The third CD contains further alternates that demonstrate the changing nature of the music as scenes were re-scored.

==Release==
Breakdown was released in the United States on May 2, 1997. After initially opening to 2,108 theaters, the film later expanded to 2,348 theaters.

==Reception==
===Box office===
Breakdown debuted at first place at the box office with $12.3 million.
Ultimately, it grossed a total of $50.2 million in the United States and Canada.

===Critical reception===
The review aggregator website Rotten Tomatoes reported that 83% of critics gave the film positive reviews based upon a sample of 58, with an average score of 7.2/10. The site's consensus describes it as "A brainy and suspenseful – if somewhat uneven – thriller". At Metacritic, which assigns a weighted average rating out of 100 to reviews from mainstream critics, the film received an average score of 74 based on 19 reviews. Audiences polled by CinemaScore gave the film an average grade of "B" on an A+ to F scale.

Peter Stack of the San Francisco Chronicle praised the film, "Breakdown use[s] old-fashioned ingenuity - plus a compelling star, a fast-paced mystery and a deadpan villain - to come up with a sizzler." Roger Ebert gave the film a positive review, calling it "taut, skillful and surgically effective".

Stephen Hunter of The Washington Post criticized Russell for not conveying a desperate husband willing to fight for his missing wife, writing "He does a lot of running around while making desperate faces, but he never projects a sense of deep rage. He never gets dangerous. Thus the movie is shorn of its one primitive gratification: the image of the civilized man who finds the Peruvian commando inside himself and lays waste to louts who have underestimated him."

===Home media and rights===
Paramount Home Entertainment released the film on a domestic VHS in October 1997, and a DVD followed in 1998. It was released on LaserDisc in the US in October 1997, with a subtitled Hong Kong LaserDisc being released in November 1997, via ERA Home Entertainment. The following year, it also received LaserDisc releases in France, Germany, Japan and Singapore. The French LaserDisc was handled by PFC Vidéo, with the German LaserDisc being handled by Laser Paradise. The French and German LaserDiscs both featured dubbed audio tracks, unlike Pioneer LDC's Japanese LaserDisc, which featured the original audio track with Japanese subtitles.

Breakdown was a co-production between Dino De Laurentiis Company and Spelling Films, with distribution handled by Paramount Pictures. In the credits, Paramount Pictures and Spelling Films were listed as the joint copyright holders. At the time of the film's release, Paramount's parent company Viacom held a majority stake in Spelling Films, part of Spelling Entertainment. They acquired their stake in Spelling Entertainment in 1994, through the purchase of Blockbuster, which itself had a 67% stake in Spelling Entertainment since 1993. Viacom bought the remaining stake in Spelling Entertainment in March 1999, which further solidified Paramount's ownership of Breakdown.

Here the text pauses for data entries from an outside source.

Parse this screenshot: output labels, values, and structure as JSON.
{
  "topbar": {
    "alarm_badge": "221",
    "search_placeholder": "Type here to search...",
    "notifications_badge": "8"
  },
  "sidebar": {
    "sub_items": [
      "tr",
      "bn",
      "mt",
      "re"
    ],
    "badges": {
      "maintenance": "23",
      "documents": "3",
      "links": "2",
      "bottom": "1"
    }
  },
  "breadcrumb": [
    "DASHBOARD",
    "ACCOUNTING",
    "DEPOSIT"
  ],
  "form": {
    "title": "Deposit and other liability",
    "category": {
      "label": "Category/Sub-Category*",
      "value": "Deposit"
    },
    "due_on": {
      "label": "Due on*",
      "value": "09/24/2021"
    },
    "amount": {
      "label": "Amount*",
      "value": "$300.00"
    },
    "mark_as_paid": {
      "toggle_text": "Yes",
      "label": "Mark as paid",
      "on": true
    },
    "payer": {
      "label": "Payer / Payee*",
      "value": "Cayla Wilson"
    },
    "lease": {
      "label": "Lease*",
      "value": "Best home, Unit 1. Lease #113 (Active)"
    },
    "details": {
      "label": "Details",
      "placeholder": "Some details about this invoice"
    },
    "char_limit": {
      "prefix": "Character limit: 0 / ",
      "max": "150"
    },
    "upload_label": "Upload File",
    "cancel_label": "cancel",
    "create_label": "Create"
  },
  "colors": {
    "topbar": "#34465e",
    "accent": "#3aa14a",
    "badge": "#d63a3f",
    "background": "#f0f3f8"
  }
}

It received an Australian Blu-ray release in February 2021, from local distributor Imprint, under license from Paramount. This was the film's first ever Blu-ray release and initially limited to 1,500 copies. A US Blu-ray was released by Paramount Home Entertainment in September 2021, under its "Paramount Presents" line. The US Blu-ray featured a new audio commentary with Jonathan Mostow and Kurt Russell, and a new interview with Kathleen Quinlan. It featured an alternate opening of the film and an isolated score.

Paramount Home Entertainment released it on a 4K Ultra HD Blu-ray in October 2024. This was part of its Paramount Scares line of releases (focusing on horror films), even though Breakdown is generally categorized as a thriller film rather than as a horror film.

The film was made available on the digital platforms Apple TV, Amazon Prime and Google Play. It was formerly available on Fox Corporation's free streaming service Tubi, later being made available on Paramount's own free streaming service Pluto TV. In March 2021, Breakdown was made available on Paramount then-new subscription streaming service Paramount+, as one of its inaugural launch titles. In Australia it was on the streaming service for the Paramount-owned broadcaster Network 10. In Australia, it was also available on Fetch TV.

==Remake ==
- Vidaamuyarchi – a 2025 Indian Tamil film.